3. Ai sensi della presente legge non rileva la distinzione tra «marito» e «moglie» dovunque essa ricorra nelle disposizioni richiamate al comma 2. Le parole «marito» e «moglie», ovunque ricorrono, sono da intendersi sostituite con quella di «partner».
4. Non può contrarre un’unione civile chi è vincolato da un matrimonio precedente o da una precedente unione civile.
Art. 2.
(Uso dei cognomi).
1. I contraenti mantengono ciascuno il proprio cognome, salvo che, all’atto della celebrazione dell’unione civile, stabiliscano che uno dei due, o entrambi, aggiungano al cognome dell’uno quello dell’altro. In tale caso si osservano, in quanto applicabili, gli articoli 143-bis e 156-bis del codice civile e l’articolo 5, comma 2, della legge 1o dicembre 1970, n. 898, e successive modificazioni.
Art. 3.
(Condizione dei figli).
1. La celebrazione dell’unione civile non ha effetti sullo stato dei figli dei contraenti.
2. Le disposizioni relative alla presunzione di concepimento nel matrimonio e al divieto per la donna di contrarre matrimonio prima che siano passati trecento giorni dallo scioglimento, annullamento o cessazione degli effetti civili del matrimonio precedente non si applicano all’unione civile.

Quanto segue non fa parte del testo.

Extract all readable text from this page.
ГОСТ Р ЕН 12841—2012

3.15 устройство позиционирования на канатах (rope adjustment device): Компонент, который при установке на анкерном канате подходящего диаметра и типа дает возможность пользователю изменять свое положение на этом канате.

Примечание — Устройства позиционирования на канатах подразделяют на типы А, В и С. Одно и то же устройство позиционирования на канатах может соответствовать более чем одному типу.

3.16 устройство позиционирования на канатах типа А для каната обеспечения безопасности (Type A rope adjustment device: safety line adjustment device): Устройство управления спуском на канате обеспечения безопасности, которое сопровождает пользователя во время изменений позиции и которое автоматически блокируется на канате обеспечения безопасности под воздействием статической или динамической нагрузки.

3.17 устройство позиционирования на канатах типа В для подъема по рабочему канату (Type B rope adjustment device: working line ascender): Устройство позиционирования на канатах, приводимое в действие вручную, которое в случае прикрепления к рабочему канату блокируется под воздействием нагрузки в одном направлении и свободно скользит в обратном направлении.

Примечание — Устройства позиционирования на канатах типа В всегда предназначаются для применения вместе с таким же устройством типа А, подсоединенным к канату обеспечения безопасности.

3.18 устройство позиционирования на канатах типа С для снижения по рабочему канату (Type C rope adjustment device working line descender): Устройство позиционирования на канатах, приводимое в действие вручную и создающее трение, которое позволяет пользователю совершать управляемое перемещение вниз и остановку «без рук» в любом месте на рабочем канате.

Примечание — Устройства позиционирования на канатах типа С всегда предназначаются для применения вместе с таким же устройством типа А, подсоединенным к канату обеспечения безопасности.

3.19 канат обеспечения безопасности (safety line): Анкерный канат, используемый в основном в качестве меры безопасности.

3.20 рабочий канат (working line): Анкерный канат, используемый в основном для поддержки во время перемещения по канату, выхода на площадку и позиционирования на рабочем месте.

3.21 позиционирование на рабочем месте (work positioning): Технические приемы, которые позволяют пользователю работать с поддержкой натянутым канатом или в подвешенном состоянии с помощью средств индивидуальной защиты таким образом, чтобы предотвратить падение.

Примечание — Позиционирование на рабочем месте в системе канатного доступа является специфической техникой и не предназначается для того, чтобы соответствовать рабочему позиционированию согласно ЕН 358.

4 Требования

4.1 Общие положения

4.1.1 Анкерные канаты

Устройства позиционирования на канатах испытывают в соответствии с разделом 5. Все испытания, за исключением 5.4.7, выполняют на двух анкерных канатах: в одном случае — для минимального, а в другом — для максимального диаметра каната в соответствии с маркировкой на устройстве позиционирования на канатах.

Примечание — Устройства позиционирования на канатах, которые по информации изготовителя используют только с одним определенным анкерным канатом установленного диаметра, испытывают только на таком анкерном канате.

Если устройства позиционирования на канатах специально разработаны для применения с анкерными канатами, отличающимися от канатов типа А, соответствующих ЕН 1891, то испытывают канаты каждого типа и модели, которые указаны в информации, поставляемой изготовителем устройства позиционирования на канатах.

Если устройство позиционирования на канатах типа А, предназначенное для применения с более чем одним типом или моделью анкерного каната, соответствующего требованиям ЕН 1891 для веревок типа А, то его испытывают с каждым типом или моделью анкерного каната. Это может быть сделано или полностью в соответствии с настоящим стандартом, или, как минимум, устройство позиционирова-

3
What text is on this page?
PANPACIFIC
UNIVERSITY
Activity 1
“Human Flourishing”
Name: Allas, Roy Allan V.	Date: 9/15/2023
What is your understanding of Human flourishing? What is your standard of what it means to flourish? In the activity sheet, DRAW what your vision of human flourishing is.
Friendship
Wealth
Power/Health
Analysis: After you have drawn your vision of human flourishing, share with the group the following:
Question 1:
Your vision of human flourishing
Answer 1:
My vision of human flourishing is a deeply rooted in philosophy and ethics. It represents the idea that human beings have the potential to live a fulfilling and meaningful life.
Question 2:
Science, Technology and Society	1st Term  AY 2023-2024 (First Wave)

3. Le disposizioni che regolano l’adozione di minori da parte dei coniugi non si applicano alle unioni civili.
Art. 4.
(Contratti collettivi di lavoro).
1. Le disposizioni dei contratti collettivi di lavoro dirette a garantire l’assolvimento dell’obbligo di reciproca assistenza, relative al matrimonio e al coniuge del lavoratore, si applicano anche all’unione civile.
Art. 5.
(Trattati internazionali).
1. Le disposizioni dei trattati internazionali relative al matrimonio non possono essere applicate all’unione civile senza il consenso dell’altro Stato contraente.